Вот почему социальная функция и само даже существование носительницы этого интеллекта - «публики» в славянофильской номенклатуре, «антинародной» интеллигенции на современном жаргоне - оказывается сомнительным, если не вредоносным. В самом деле, если не для разгадывания законов мира и общества и не для просвещения народного существует интеллигенция, то для чего она? Если законы эти открыты лишь неиспорченной ложным просвещением интуиции, лишь «живому чувству» человека с улицы, если, как убежден был Достоевский, «народ наш просветился уже давно, приняв в свою суть Христа и его учение», и «христианство народа нашего есть и должно остаться навсегда самою главной и неизменной основой его просвещения», то зачем тогда интеллект и научный поиск?
Что, собственно, открывать науке, если вся информация, необходимая для праведной жизни, заранее запрограммирована в заповедных глубинах народного духа, и задача, стало быть, лишь в том, чтобы извлечь ее из этих изначальных метафизических глубин?
Ясно, что из всех наук действительно необходима разве что теология, да и то ортодоксальная, толкующая жития святых, т. е. те самые Четьи-Минеи, в которых и заключена, по Достоевскому, «народная правда». Вот откуда возникает у него интеллигенция как «чужой народик... очень маленький, очень ничтожненький». Согласитесь, что там, где в качестве кодекса и конституции идеального общественного устройства предлагаются Четьи-Минеи, интеллекту делать и впрямь нечего. Он способен лишь навредить. И потому должен быть сброшен с пьедестала, принижен, разрушен вместе с порожденным им ложным просвещением и всей подпирающей его
институциональной структурой - с ее университетами и академиями.
Но ведь это и означает на самом деле знаменитое бакунинское «Разрушение есть созидание». Перед нами вовсе не парадокс, перед нами вера. Средневековая вера, спору нет, но общая у Бакунина с Достоевским.
Вера вто, что, содрав, разрушив верхний, порочный, неистинный и «ничтожненький» слой социальной структуры, мы найдем под ним вечный и неизменный пласт «народной правды», метафизический источник добра и красоты, истинное просвещение, освобожденное от сатанинских «хитростей разума».
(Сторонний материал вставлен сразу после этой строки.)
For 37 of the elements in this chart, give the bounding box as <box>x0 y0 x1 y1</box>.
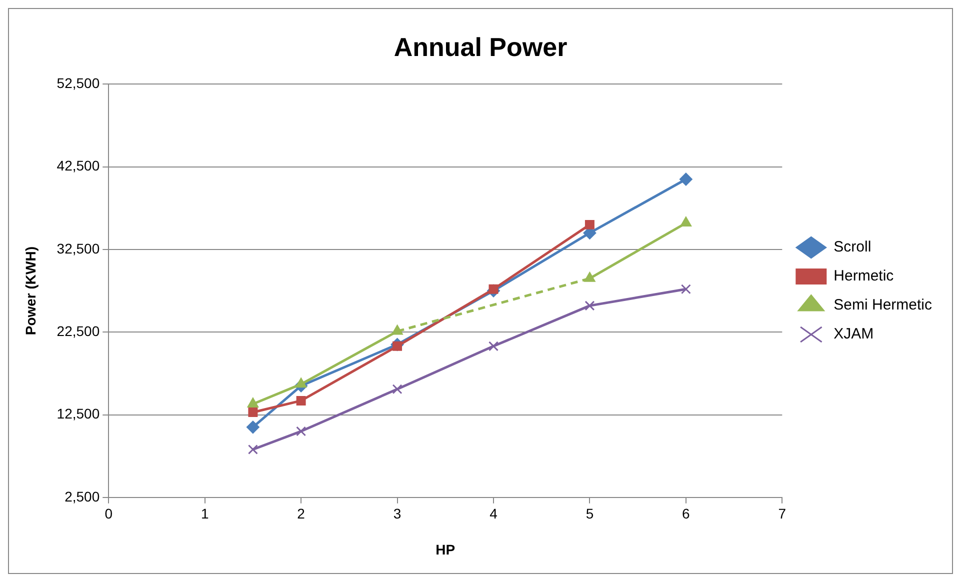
point <box>584 300 595 311</box>
y-tick-label: 12,500 <box>56 406 100 422</box>
x-tick-label: 6 <box>682 506 690 522</box>
x-axis-title: HP <box>436 541 456 558</box>
y-tick-label: 32,500 <box>56 240 100 256</box>
x-tick-label: 1 <box>200 506 209 522</box>
y-axis-title: Power (KWH) <box>22 246 38 336</box>
legend-label: Hermetic <box>834 268 894 285</box>
point <box>246 420 260 434</box>
y-tick-label: 42,500 <box>56 158 100 174</box>
point <box>248 408 258 418</box>
x-tick-label: 5 <box>586 506 594 522</box>
x-tick-label: 3 <box>393 506 402 522</box>
y-tick-label: 2,500 <box>64 488 100 504</box>
point <box>248 444 258 454</box>
legend-label: Scroll <box>834 238 872 256</box>
point <box>680 284 691 294</box>
point <box>680 216 692 227</box>
point <box>679 172 692 186</box>
point <box>247 398 259 408</box>
y-tick-label: 52,500 <box>56 75 100 92</box>
point <box>584 272 596 282</box>
legend-label: XJAM <box>834 326 874 343</box>
point <box>488 341 498 352</box>
x-tick-label: 0 <box>104 506 113 522</box>
point <box>296 396 306 406</box>
point <box>584 220 594 230</box>
point <box>392 324 403 335</box>
point <box>295 378 307 388</box>
point <box>392 384 402 394</box>
x-tick-label: 4 <box>490 506 498 522</box>
y-tick-label: 22,500 <box>56 322 100 339</box>
x-tick-label: 7 <box>778 506 786 522</box>
legend-label: Semi Hermetic <box>834 296 932 314</box>
x-tick-label: 2 <box>297 506 306 522</box>
chart-title: Annual Power <box>394 32 568 62</box>
point <box>296 426 306 436</box>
Первая неожиданность состоит здесь, как видим, в том, что разоблачитель русских бесов и сам верховный бес мыслят, оказывается, совершенно одинаково. Еще большая неожиданность, однако, что самый яркий интеллектуальный оппонент обоих Константин Леонтьев был в этом смысле, как мы увидим, совершенно с ними согласен. Его византизм, который «как сложная нервная система пронизывает весь великорусский общественный организм», и был тем самым неизменным подземным пластом добра и красоты, околдовавшим Достоевского и Бакунина.
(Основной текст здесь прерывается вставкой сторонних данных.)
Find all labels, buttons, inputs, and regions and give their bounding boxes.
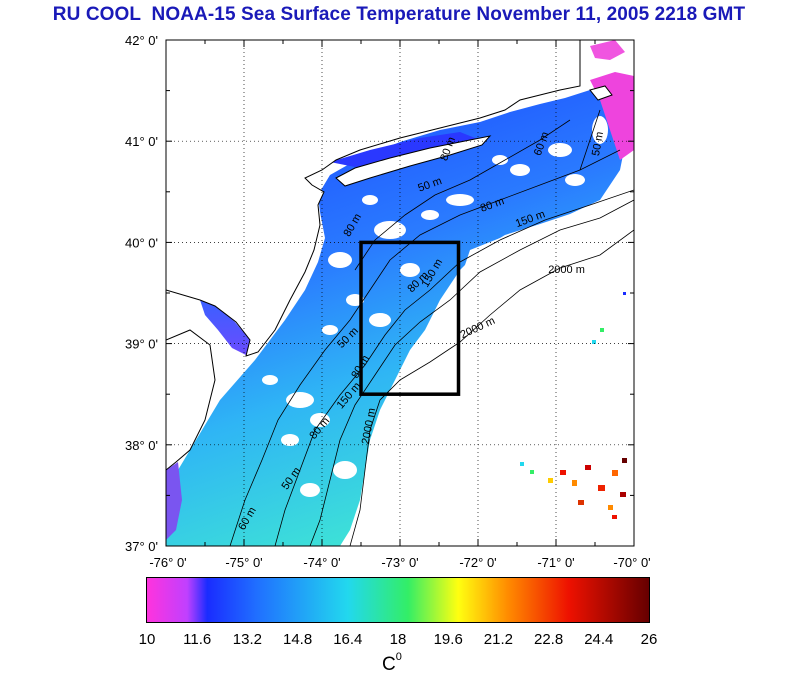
lon-label: -70° 0' (613, 555, 650, 570)
delaware-bay (200, 300, 250, 355)
lat-label: 38° 0' (125, 438, 158, 453)
bathymetry-contours (229, 109, 634, 546)
colorbar-unit: C0 (382, 651, 402, 676)
lat-label: 40° 0' (125, 235, 158, 250)
mainland-coast (166, 40, 581, 357)
chesapeake-strip (166, 462, 182, 540)
land (166, 40, 613, 471)
colorbar-tick-label: 22.8 (533, 631, 564, 648)
colorbar (146, 577, 650, 623)
latitude-labels: 42° 0' 41° 0' 40° 0' 39° 0' 38° 0' 37° 0' (125, 33, 634, 554)
page-title: RU COOL NOAA-15 Sea Surface Temperature … (52, 4, 746, 25)
colorbar-tick-label: 14.8 (282, 631, 313, 648)
colorbar-tick-label: 21.2 (483, 631, 513, 648)
lat-label: 37° 0' (125, 539, 158, 554)
colorbar-unit-superscript: 0 (395, 651, 402, 663)
long-island (335, 135, 492, 187)
colorbar-tick-label: 24.4 (584, 631, 614, 648)
offshore-warm-pixels (520, 292, 627, 519)
study-area-box[interactable] (359, 240, 461, 396)
colorbar-tick-label: 19.6 (433, 631, 463, 648)
longitude-labels: -76° 0' -75° 0' -74° 0' -73° 0' -72° 0' -71° … (149, 40, 651, 570)
lat-label: 42° 0' (125, 33, 158, 48)
colorbar-tick-label: 26 (640, 631, 658, 648)
lon-label: -72° 0' (459, 555, 496, 570)
colorbar-tick-label: 11.6 (183, 631, 212, 648)
lon-label: -74° 0' (303, 555, 340, 570)
lon-label: -71° 0' (537, 555, 574, 570)
colorbar-unit-symbol: C (382, 654, 396, 675)
graticule (166, 40, 634, 546)
colorbar-tick-label: 10 (138, 631, 156, 648)
warm-patch-magenta-2 (590, 40, 625, 60)
contour-label: 2000 m (548, 264, 585, 276)
colorbar-gradient (146, 577, 650, 623)
lon-label: -76° 0' (149, 555, 186, 570)
lon-label: -73° 0' (381, 555, 418, 570)
islands-ne (589, 85, 613, 101)
cloud-gaps (262, 116, 634, 546)
lat-label: 41° 0' (125, 134, 158, 149)
contour-label: 50 m (590, 131, 606, 157)
lon-label: -75° 0' (225, 555, 262, 570)
colorbar-tick-label: 18 (389, 631, 407, 648)
colorbar-tick-label: 16.4 (333, 631, 363, 648)
delmarva (166, 329, 216, 471)
lat-label: 39° 0' (125, 337, 158, 352)
colorbar-tick-label: 13.2 (232, 631, 262, 648)
sst-ocean-swath (166, 86, 628, 546)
Но самая большая неожиданность все-таки в том, что эти трое - революционер-анархист, национал-либерал и радикал- консерватор - несовместные во всем остальном, как гений и злодейство, одинаково оказались апологетами самодержавия.
В конце концов то, что Бакунин, Достоевский и Леонтьев друг на друга не похожи, - тривиально, общеизвестно, здесь никакой проблемы нет. Проблема в том, что у них общего. И в том, помогло ли им это общее адекватно разобраться в современной им политической реальности и предложить правильные прогнозы.